The Aussie (FXA, UUP, UDN) has been in a sell off since October when it was trading above the 97 handle. The bears responded with numerous calls to sell. Probably the most clarion call was that of the Reserve Bank of Australia Governor Glen Stevens who decided the Aussie dollar was priced too high. The ideal level, according to the government's analysis, should be below .85.
Then, it would be, sell the Aussie, as a "risk off" economic number has been reported somewhere in the developed world. An especially severe "risk off" situation would occur when bad news would come from China. Since China was the biggest destination of Australian exports this event would hit the Aussie quite hard. After all the massive Chinese lending and spending boom has tapered off but it has not stopped.
Historically China's biggest import from Australia has been iron ore, which has slowed but it has not stopped. In October the price of iron ore delivered to China was about US$ 135/ MT. Now the Feb. delivery to China is worth between $US105/110 mt. Since the demand remains at about 65M m/t tons per month the trade has not stopped but the value has decreased. Yes, there may be a contraction and the Australian trade may slow but it is not likely to stop.

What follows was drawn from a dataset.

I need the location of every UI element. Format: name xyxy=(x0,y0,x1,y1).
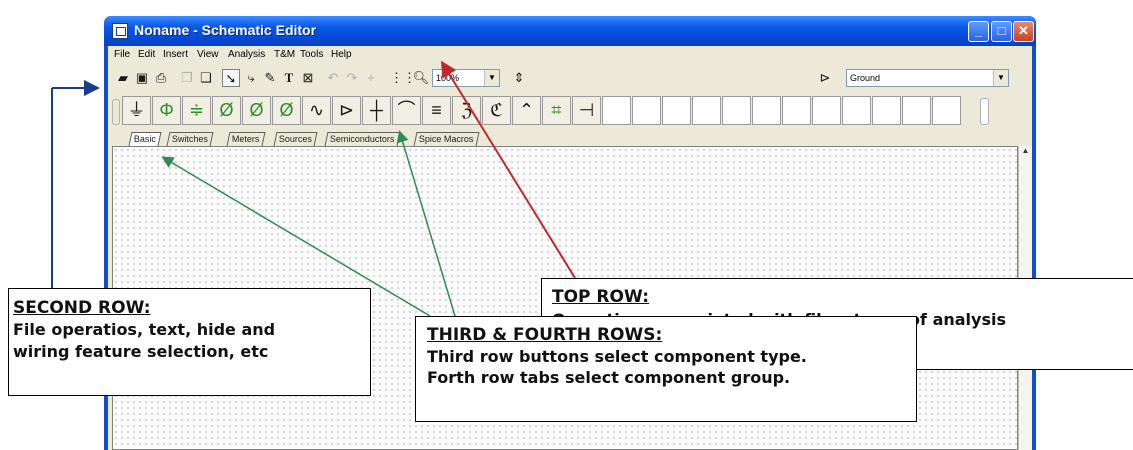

Further if we go back a year, we find Central Bankers in late 2012 when the Australian dollar was at higher levels, these CB's were busy putting the Australian dollar into their reserve currency portfolio. Bloomberg on 2-27-13 reported that as many as 34 central banks held the Australian dollar as part of their reserves. This, despite the fact the A$, then trading above 1.02, was reported to be 10% overvalued, there was Central Banker demand. At a discount, currently under .90, will the currency buyers with the deep pockets view the Aussie now has more value?
Trade on the first day of Feb, with a sharp global sell off in equities, did not result in the "risk off" chant the bears had hoped to hear. Instead the musings of the RBA Governor, that the current bank rate was about right and further adjustments were unlikely, revealed there were too many shorts.
When looking at the previous day's COT Report we observed: "The Australian dollar remained a favored short for specs. The total spec short was 86.9K (IMM contracts) little changed from last week's 85.5K. The market is due for a short squeeze, but when?"
The sharp rally on Monday hurt the overextended bears, but we all know one day is usually not a trend changer. Further, there remains the possibility for volatility inspired by reports from the ECB or from the US NFP Report. Should any of these reports send the Australian dollar back to the 88 handle, we are inclined to be a buyer there. We doubt the short squeeze has commenced in earnest. A bounce to the 93 handle is possible. Manage your money carefully.
Disclosure: I have no positions in any stocks mentioned, and no plans to initiate any positions within the next 72 hours. I wrote this article myself, and it expresses my own opinions. I am not receiving compensation for it. I have no business relationship with any company whose stock is mentioned in this article.